Nathan duduk di hadapan Dion. Mereka terdiam sejenak. Dion sudah mulai tidak tahan memendam sendiri masalahnya, ditambah rasa penasaran sahabatnya yang tidak ingin dia biarkan berlama-lama, akhirnya dia membuka mulutnya.
"Asa minta cerai." Dion menghela napas dalam-dalam.
"Kok tiba-tiba banget, sebabnya apa?"
“Dia nggak tahan disalah-salahin terus kami belum punya anak. Lu inget kapan itu nikahannya Heri bagian IT kan?”
“Oh, yang gue nggak datang itu?”
“Istrinya udah hamil, Asa lihat postingannya di status chat. Bangsatt emang, udah gue block sekalian kontaknya.”
Nathan tersenyum kecut. Dia tahu tidak ada yang bisa dia katakan untuk menghibur Dion. Bukanlah salah membagi kebahagiaan mereka kepada dunia maya. Hanya saja, sebagian orang akan merasa cemburu.
“Dia seharusnya nggak usah ngumbar di dunia maya kayak gitu." Dion berkata lirih.
Nathan mengangguk seolah mempersilahkan sahabatnya untuk mengumpat sepuasnya.

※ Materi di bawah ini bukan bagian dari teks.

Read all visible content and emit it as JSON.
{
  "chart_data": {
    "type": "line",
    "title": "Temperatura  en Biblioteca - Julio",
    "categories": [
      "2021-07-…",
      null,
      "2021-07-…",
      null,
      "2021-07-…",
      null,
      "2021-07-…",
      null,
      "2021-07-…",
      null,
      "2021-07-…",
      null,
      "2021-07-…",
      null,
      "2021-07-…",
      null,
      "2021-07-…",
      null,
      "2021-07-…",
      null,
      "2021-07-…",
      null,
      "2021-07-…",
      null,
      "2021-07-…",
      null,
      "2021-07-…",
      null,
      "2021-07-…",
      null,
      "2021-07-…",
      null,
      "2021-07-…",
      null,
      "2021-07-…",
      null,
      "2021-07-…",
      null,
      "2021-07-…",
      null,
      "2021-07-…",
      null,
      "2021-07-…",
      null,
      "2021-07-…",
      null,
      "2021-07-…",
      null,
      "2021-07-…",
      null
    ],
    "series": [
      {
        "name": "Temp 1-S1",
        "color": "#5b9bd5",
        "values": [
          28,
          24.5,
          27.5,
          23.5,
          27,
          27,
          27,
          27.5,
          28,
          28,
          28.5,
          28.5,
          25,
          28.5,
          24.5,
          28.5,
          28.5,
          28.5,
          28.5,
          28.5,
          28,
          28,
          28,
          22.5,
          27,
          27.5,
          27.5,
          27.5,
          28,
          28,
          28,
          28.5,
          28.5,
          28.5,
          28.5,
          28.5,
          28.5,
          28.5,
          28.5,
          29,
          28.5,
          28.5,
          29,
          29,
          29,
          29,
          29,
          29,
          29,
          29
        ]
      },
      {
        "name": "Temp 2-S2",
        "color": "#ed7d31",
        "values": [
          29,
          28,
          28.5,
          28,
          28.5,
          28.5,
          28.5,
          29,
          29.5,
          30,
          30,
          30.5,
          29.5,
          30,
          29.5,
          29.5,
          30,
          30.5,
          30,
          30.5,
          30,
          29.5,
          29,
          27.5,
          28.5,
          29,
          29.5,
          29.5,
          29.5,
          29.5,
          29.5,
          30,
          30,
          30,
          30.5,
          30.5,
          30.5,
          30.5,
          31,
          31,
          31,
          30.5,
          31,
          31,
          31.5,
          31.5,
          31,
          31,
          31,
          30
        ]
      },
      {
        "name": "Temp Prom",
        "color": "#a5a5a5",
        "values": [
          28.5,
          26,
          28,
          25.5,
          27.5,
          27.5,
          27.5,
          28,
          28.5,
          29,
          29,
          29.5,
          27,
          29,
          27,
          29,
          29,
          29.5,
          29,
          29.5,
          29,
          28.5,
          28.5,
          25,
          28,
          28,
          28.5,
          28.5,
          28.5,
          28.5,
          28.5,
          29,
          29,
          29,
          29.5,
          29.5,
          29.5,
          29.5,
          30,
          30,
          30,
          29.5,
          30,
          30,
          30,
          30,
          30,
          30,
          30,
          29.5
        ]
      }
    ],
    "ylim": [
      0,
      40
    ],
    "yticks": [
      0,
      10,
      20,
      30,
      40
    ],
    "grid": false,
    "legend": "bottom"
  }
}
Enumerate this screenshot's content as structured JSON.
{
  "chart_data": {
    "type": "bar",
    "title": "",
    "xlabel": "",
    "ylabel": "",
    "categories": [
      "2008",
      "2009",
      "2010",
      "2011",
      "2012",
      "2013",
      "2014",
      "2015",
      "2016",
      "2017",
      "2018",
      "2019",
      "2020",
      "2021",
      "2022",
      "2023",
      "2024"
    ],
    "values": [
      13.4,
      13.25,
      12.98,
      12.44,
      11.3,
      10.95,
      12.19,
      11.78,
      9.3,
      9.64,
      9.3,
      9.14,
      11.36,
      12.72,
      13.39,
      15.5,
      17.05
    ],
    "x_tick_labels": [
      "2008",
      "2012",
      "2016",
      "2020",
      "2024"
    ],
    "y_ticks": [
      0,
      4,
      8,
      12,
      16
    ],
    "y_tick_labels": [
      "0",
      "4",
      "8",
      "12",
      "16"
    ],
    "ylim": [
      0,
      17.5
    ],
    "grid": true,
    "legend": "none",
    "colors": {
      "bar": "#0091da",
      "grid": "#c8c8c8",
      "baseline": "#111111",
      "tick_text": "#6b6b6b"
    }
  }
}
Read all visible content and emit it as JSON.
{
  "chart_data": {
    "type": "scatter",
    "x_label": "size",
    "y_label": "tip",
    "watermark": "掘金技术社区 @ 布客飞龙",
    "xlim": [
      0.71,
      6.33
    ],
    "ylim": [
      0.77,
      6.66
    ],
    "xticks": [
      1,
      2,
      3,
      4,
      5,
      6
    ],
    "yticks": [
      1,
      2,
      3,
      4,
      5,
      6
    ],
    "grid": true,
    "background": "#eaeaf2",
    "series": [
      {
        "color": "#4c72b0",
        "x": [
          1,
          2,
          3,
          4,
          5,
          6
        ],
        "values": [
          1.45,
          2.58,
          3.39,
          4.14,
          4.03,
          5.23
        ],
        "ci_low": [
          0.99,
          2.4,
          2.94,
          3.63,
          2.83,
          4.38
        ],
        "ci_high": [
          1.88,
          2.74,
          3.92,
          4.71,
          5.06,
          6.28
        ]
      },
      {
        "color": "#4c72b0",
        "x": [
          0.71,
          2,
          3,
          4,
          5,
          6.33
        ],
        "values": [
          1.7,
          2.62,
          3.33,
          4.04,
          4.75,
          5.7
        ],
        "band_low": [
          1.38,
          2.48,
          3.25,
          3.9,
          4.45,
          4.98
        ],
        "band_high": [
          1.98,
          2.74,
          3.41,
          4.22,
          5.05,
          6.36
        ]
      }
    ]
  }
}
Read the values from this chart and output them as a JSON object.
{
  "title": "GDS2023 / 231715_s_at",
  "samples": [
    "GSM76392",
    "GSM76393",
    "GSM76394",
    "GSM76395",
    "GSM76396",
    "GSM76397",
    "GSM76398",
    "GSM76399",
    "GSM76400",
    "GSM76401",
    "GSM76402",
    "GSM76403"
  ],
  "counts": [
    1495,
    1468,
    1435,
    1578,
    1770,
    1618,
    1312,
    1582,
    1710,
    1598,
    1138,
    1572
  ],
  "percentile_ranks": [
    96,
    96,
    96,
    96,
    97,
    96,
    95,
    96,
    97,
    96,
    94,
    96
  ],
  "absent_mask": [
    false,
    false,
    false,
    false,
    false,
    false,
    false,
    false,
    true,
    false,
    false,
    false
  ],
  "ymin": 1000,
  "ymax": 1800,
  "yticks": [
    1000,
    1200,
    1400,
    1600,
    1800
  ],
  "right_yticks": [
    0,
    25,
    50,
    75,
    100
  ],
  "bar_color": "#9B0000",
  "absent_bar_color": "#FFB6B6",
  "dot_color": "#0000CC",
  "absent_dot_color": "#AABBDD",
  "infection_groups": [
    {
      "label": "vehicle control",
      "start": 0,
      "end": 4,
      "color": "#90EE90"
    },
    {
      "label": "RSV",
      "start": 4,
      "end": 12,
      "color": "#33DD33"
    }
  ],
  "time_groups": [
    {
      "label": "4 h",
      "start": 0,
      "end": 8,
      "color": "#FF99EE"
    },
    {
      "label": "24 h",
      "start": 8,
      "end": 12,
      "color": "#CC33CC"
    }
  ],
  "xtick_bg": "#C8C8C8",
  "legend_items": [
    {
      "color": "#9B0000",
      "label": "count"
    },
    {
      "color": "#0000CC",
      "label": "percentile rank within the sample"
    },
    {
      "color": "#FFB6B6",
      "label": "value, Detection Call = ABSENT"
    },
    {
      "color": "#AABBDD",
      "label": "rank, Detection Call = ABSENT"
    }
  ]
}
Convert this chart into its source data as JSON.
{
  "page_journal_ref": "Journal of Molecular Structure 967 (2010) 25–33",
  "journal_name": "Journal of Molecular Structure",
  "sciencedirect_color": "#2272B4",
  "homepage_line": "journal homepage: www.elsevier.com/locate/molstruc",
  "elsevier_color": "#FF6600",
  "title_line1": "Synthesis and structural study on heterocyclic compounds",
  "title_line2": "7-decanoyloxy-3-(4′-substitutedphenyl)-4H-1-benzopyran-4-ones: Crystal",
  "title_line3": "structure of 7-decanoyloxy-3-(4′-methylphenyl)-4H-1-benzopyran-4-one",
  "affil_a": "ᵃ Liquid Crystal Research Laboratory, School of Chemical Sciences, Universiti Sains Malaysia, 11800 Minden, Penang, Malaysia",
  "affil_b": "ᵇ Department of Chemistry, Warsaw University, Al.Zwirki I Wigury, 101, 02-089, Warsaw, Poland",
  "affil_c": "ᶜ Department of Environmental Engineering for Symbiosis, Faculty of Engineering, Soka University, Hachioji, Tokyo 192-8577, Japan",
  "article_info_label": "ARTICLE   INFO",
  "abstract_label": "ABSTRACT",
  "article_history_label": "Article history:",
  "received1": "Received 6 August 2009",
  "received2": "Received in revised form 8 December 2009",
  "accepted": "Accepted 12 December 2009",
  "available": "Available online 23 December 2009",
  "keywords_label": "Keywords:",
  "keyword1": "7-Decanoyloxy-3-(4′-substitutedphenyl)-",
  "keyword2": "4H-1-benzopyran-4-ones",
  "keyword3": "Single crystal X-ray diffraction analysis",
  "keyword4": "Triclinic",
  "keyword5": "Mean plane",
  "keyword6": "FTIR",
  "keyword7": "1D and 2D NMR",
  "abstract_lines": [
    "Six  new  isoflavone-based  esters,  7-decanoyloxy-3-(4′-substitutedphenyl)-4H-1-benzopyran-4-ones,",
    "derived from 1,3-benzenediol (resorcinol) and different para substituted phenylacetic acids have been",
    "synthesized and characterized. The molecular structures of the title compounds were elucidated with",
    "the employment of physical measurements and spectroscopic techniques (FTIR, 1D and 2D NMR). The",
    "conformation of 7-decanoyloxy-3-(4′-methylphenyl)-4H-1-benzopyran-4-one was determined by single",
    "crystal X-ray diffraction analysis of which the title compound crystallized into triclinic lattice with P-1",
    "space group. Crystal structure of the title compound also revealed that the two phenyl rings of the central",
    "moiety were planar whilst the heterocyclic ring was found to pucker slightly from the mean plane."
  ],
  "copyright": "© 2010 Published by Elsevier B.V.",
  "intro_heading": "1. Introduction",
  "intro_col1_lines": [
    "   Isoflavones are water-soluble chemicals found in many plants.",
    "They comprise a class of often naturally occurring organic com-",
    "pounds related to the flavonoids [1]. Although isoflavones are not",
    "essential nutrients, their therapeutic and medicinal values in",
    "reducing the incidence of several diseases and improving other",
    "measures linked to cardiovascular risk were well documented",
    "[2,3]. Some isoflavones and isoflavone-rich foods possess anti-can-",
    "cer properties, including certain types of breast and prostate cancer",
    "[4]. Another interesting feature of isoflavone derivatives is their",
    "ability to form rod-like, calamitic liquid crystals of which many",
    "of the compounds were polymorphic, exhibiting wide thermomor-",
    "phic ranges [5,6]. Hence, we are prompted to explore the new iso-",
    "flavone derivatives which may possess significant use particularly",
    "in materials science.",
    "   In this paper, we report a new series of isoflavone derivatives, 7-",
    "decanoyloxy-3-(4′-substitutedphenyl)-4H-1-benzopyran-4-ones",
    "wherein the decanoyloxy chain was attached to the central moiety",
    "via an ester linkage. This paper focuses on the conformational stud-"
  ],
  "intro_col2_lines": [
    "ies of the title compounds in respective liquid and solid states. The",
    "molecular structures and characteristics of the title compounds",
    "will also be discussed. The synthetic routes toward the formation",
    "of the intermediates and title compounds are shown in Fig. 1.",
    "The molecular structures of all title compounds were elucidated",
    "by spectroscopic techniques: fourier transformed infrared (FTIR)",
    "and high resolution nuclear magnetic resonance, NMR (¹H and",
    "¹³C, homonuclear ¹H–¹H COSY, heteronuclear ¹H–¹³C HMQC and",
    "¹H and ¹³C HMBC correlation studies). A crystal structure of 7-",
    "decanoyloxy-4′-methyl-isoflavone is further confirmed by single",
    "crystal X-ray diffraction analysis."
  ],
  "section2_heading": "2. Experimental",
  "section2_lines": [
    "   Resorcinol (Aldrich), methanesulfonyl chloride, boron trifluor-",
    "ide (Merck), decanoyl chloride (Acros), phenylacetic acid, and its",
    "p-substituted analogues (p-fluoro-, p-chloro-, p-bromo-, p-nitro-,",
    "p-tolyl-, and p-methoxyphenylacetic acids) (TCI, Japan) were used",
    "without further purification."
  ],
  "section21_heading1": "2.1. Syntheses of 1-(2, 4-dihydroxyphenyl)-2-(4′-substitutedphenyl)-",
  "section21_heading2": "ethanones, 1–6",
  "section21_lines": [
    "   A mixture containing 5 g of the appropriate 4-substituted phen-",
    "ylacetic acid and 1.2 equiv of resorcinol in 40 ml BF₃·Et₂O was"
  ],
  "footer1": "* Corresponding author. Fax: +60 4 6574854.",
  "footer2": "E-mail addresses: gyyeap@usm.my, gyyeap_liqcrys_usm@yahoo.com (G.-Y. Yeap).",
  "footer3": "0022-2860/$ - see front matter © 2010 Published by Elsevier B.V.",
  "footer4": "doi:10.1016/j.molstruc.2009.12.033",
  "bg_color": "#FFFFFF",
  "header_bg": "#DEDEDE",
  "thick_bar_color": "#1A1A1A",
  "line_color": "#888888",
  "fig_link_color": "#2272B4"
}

"Sorry Bro, gue cuma butuh ngumpat aja biar lega. Gue tahu, nggak ada yang salah dengan orang yang mengumumkan berita bahagia.” Dion mulai tenang dan sudah lega telah sedikit meluapkan hal yang mengganjal di hatinya. “Gue juga nggak bakalan blokir kontak Heri selamanya.”
Nathan menepuk pundak sahabatnya itu. “Orang harus lebih hati-hati memposting sesuatu. Jika bahagia, nggak perlu berlebihan membagikan kebahagiaan. Sabar dan menahan diri untuk nggak usah pamer kebahagian berlebihan. Orang juga harus lebih sabar melihat postingan. Jangan cepat merasa sedih atau kecewa melihat orang lain bahagia.”
“Iya.” Dion menutup wajahnya dengan kedua tangannya. Napasnya semakin cepat dan jatuhlah air mata dari seorang laki-laki dewasa.
Menangis sering dianggap tabu untuk laki-laki. Padahal setiap manusia dikaruniai kelenjar air mata baik laki-laki mau pun perempuan. Tidak hanya itu, kaum laki-laki juga mempunyai perasaan sensitif yang kadang membuat mata harus mengeluarkan air bening itu.
Hanya saja, perempuan lebih sering melakukannya karena perasaan yang lebih sensitif dan suasana hati mudah berubah-ubah.
Lana masuk ke ruangan dokter Dion karena sudah waktunya memeriksa pasien. Dia pun kaget melihat Nathan dan Dion yang sedang berbicara berdua dengan wajah suram ditambah dengan Dion yang sedang menangis.
Buru-buru Dion membenahi dirinya.
“Oh, maaf, Dok." Lana tidak enak hati menginterupsi.
“Nggak apa-apa, nggak apa-apa, udah jamnya periksa lagi,” kata Dion, berusaha kuat.
Nathan segera kembali ke ruangannya.
~
Pasien berikutnya untuk Nathan bernama Yongki, dia terlihat masih muda. Dia berjalan pincang dan jempol kaki kanannya dibalut dengan perban.
Saat memberikan berkas pasien, Lana dan Nathan masih tidak saling bicara.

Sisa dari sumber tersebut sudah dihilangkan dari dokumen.